Volver a escuchar el sonido de la corneta de un heladero es un signo de vida. Una vida que tuvimos hace apenas dos meses. Eternos dos meses. Pero es también un signo de desesperación, de angustia, de alguien que ha decidido violar la cuarentena porque tiene bocas que alimentar y necesita producir. Con bono o sin bono, con mascarilla o sin ella, ha decidido salir a la calle a jugársela porque no le queda otra.
No solo es el heladero quien vuelve a darle vida a los barrios. Lo hace también la vendedora de desayunos que, otra vez, se estaciona bajo los puentes. El señor de los emolientes ha regresado a su esquina y ese muchacho que antes vendía energizantes a los taxistas, ahora ofrece mascarillas y guantes.
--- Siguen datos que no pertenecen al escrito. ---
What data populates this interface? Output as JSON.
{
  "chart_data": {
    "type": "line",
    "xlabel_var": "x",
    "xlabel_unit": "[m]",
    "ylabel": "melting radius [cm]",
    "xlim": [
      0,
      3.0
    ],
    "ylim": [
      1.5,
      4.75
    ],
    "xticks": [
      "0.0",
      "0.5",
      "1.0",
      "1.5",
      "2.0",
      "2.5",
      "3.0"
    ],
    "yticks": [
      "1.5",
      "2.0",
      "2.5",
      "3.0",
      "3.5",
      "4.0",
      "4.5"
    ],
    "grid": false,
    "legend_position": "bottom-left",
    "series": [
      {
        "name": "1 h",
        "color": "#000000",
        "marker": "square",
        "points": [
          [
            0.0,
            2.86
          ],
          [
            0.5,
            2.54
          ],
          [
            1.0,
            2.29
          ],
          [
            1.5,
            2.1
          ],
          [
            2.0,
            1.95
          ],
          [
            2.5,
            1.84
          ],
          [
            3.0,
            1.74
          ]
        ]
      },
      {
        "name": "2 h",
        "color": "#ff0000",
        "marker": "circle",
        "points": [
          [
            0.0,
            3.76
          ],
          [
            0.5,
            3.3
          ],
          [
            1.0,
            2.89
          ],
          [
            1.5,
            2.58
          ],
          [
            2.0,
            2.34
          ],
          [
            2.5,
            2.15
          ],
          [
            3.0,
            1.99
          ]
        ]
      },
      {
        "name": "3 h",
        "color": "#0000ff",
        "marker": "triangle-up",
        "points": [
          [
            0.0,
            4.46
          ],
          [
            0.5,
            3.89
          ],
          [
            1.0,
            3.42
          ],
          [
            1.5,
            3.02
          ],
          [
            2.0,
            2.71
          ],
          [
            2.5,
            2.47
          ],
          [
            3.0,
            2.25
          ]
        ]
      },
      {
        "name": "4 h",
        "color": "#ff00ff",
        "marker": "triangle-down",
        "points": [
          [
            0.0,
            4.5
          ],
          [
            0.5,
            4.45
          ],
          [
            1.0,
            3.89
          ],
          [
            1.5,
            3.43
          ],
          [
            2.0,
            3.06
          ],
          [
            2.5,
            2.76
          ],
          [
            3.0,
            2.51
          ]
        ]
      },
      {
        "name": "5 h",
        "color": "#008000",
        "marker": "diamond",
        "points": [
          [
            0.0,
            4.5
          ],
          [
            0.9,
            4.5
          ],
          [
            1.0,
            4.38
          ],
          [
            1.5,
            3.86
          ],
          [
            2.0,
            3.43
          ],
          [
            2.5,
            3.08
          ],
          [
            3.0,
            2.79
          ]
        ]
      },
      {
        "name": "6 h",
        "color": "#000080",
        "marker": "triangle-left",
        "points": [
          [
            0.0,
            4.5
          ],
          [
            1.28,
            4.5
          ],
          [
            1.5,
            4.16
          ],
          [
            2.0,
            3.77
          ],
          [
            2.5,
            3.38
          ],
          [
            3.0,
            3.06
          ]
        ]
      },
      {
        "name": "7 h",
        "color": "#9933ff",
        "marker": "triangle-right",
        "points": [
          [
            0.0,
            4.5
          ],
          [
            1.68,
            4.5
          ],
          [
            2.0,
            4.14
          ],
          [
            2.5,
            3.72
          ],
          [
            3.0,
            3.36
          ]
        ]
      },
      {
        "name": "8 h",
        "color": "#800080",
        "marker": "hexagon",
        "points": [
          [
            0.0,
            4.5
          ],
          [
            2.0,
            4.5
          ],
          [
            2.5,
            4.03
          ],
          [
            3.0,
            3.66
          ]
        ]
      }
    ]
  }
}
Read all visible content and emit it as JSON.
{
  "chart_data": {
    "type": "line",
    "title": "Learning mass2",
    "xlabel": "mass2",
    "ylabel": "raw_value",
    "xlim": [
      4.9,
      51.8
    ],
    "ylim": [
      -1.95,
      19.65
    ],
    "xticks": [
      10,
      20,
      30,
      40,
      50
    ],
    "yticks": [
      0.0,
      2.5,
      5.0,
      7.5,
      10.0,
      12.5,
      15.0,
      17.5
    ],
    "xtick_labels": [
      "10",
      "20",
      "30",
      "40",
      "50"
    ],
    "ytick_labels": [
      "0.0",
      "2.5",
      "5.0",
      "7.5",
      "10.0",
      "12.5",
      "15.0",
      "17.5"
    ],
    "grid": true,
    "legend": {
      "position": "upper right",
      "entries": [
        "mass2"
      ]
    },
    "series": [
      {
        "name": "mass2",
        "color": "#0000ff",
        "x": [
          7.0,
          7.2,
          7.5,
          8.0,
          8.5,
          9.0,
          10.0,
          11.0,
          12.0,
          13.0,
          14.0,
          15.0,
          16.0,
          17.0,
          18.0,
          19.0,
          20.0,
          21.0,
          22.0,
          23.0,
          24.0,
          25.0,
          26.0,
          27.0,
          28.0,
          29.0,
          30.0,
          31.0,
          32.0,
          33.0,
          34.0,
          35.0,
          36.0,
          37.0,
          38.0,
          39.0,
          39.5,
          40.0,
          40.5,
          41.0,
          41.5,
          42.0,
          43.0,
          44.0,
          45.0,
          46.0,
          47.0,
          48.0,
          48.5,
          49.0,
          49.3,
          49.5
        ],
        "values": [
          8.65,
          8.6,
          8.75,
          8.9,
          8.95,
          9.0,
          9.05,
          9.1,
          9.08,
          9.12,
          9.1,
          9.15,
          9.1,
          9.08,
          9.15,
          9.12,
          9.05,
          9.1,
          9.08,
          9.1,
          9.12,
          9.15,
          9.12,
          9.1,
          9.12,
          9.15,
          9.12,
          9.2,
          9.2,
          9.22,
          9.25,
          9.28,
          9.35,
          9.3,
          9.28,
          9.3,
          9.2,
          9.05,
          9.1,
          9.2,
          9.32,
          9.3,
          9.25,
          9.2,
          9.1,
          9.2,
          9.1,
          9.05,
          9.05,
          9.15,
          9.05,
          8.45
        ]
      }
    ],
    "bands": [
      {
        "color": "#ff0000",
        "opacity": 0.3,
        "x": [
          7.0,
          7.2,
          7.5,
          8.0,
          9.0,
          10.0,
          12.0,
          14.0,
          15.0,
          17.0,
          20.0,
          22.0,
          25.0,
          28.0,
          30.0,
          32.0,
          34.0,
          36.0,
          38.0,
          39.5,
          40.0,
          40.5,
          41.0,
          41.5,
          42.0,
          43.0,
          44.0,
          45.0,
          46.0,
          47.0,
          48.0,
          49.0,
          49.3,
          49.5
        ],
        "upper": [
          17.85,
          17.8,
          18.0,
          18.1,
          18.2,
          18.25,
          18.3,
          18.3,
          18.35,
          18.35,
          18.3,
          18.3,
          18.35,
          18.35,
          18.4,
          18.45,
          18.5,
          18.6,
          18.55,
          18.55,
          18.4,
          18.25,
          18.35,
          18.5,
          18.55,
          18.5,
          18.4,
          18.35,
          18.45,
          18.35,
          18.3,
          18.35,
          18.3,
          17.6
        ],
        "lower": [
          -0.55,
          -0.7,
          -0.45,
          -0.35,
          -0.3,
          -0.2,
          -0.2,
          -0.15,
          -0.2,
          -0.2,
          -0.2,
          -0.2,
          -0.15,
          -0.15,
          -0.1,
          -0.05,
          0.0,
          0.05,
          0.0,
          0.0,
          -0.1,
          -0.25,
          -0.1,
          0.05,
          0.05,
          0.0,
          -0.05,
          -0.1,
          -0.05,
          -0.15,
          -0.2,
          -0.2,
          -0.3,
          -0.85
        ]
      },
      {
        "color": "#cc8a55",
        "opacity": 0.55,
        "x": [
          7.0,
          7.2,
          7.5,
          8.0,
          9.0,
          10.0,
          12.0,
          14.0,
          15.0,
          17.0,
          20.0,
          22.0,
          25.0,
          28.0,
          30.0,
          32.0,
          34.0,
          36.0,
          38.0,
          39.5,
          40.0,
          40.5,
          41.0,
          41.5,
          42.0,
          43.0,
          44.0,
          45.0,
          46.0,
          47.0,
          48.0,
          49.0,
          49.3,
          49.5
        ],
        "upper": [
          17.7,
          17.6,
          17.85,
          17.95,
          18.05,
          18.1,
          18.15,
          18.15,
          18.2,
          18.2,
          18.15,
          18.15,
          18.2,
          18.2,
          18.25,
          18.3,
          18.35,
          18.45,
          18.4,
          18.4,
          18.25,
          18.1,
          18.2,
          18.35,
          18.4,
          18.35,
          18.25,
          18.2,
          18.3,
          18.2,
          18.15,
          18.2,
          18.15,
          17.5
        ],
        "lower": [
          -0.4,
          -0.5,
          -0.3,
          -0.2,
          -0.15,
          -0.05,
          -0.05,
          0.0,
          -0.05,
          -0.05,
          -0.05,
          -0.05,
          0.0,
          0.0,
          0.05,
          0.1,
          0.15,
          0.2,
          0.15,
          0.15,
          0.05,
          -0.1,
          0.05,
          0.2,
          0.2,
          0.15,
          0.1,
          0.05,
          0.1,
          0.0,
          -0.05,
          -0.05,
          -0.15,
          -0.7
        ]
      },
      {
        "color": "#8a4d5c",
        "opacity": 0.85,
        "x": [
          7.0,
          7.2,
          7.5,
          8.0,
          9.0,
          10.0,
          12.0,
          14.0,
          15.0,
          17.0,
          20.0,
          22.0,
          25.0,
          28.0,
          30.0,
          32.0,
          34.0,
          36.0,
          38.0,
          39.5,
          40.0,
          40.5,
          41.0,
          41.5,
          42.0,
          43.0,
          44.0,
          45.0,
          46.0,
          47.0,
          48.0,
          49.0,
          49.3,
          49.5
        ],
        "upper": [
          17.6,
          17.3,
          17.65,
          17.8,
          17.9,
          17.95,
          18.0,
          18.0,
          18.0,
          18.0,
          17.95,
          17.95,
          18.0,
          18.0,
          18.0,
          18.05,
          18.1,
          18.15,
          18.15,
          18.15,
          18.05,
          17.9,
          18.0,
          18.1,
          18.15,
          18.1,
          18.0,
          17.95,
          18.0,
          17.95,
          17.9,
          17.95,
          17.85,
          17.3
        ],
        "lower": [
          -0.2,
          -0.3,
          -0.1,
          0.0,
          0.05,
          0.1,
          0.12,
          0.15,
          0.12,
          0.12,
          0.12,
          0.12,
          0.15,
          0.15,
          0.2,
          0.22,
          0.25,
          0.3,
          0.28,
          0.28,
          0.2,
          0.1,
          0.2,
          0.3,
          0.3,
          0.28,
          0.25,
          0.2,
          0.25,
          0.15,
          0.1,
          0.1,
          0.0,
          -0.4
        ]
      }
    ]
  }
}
La vida trata de volver a la normalidad por la fuerza, asfixiada por el encierro que promete proteger de la pandemia, pero no del hambre. Y puesto a elegir, las angustias del estómago siempre llevan las de ganar.
Un amigo se queja por las veces que ha debido escuchar el “Contigo Perú” desde que se inició el aislamiento. Hace dos añitos nomás, con el Mundial encima, hubiese merecido cárcel y la pena capital. Ha empezado a odiar la voz lastimera del Zambo, le repele la guitarra de Avilés y el patrioterismo de Polo ya no le agita el corazón. Envalentonados, otros conocidos lo secundan, y añaden más razones: odian al vecino que a las 8 en punto enciende su equipo de sonido con el máximo volumen. Los aplausos también han empezado a escasear. Algunos todavía lo hacen con el entusiasmo de quien acude a un concierto; otros chocan sus palmas con desacompasada resignación.
La ansiedad, la incertidumbre, la angustia por la rutina perdida y la nueva, esa que empezamos a odiar, nos carcome. Quedarse en casa sigue siendo la principal arma para derrotar al virus. Pero nos exige, nos duele, nos cuesta. Muchísimo.